Each of the major federal departments and agencies has an Inspector General, a position comparable to the CAE (Chief Audit Executive) in private sector organizations. Most of the reports of the IGs are available on the Web. For example, the Department of Defense IG’s reports are at www.dodig.mil/pubs/index.cfm. Screening the reports for keywords such as Cyber Security or Technology, reveals several unclassified reports and other reports for which a freedom of information request must be filed. For example, a recent report on the Army’s ERP systems is revealingly and delightfully entitled “Army Business Systems Information Technology Strategy Needs Improvement.” This continues the long and rather unedifying history of issues facing the multi-billion dollar rollout of ERP systems across the uniformed and civilian branches of the Department of Defense.

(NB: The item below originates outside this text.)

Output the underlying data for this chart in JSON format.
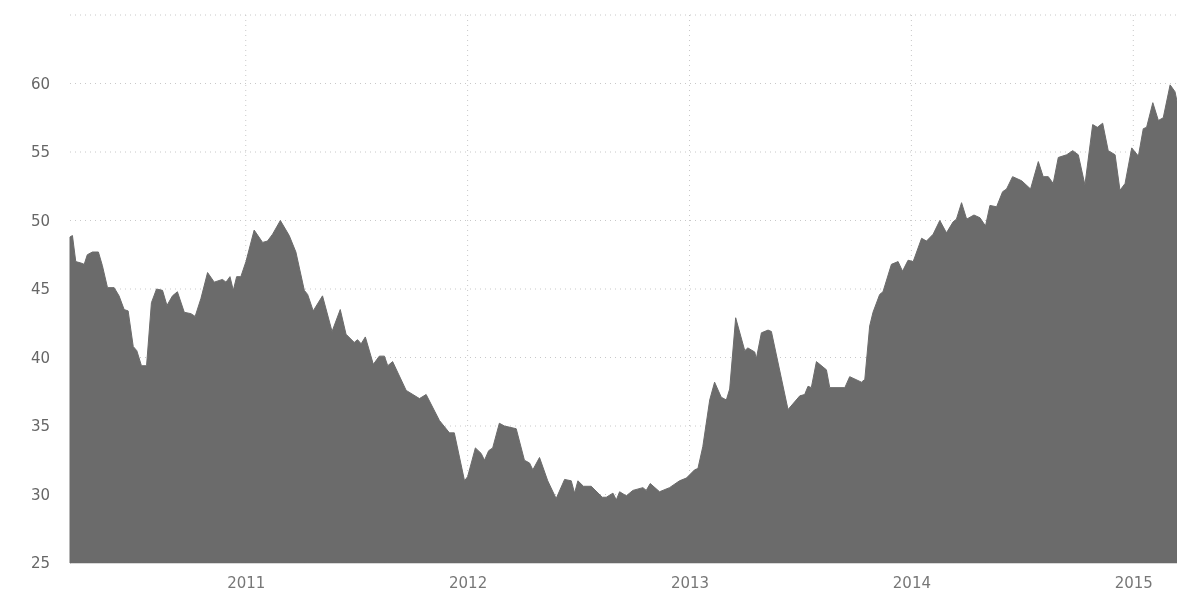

At the state level, most State Auditors-General provide all their reports online. Unfortunately, it can be rather difficult to identify those reports that relate to IT. An exception to this is the manner in which the Auditor-General of the State of Florida provides access to their reports by broad subject area as well as by entity. The IT audit reports are for a broad array of educational organizations, boards, and state agencies. As such, the nature and range of size of organizations touched on by the Auditor-General somewhat mirrors those in the private sector. These high quality reports provide fascinating and sometimes disturbing reading. Risk patterns familiar to all IT auditors frequently recur in these reports. Inadequate perimeter security, and issues with user management, business interruption, and the understanding of stakeholder needs are common themes.
Taken as a whole, the public reports of audit agencies (broadly defined) from the local, state and federal governments provide a rich vein of research and teaching to be mined.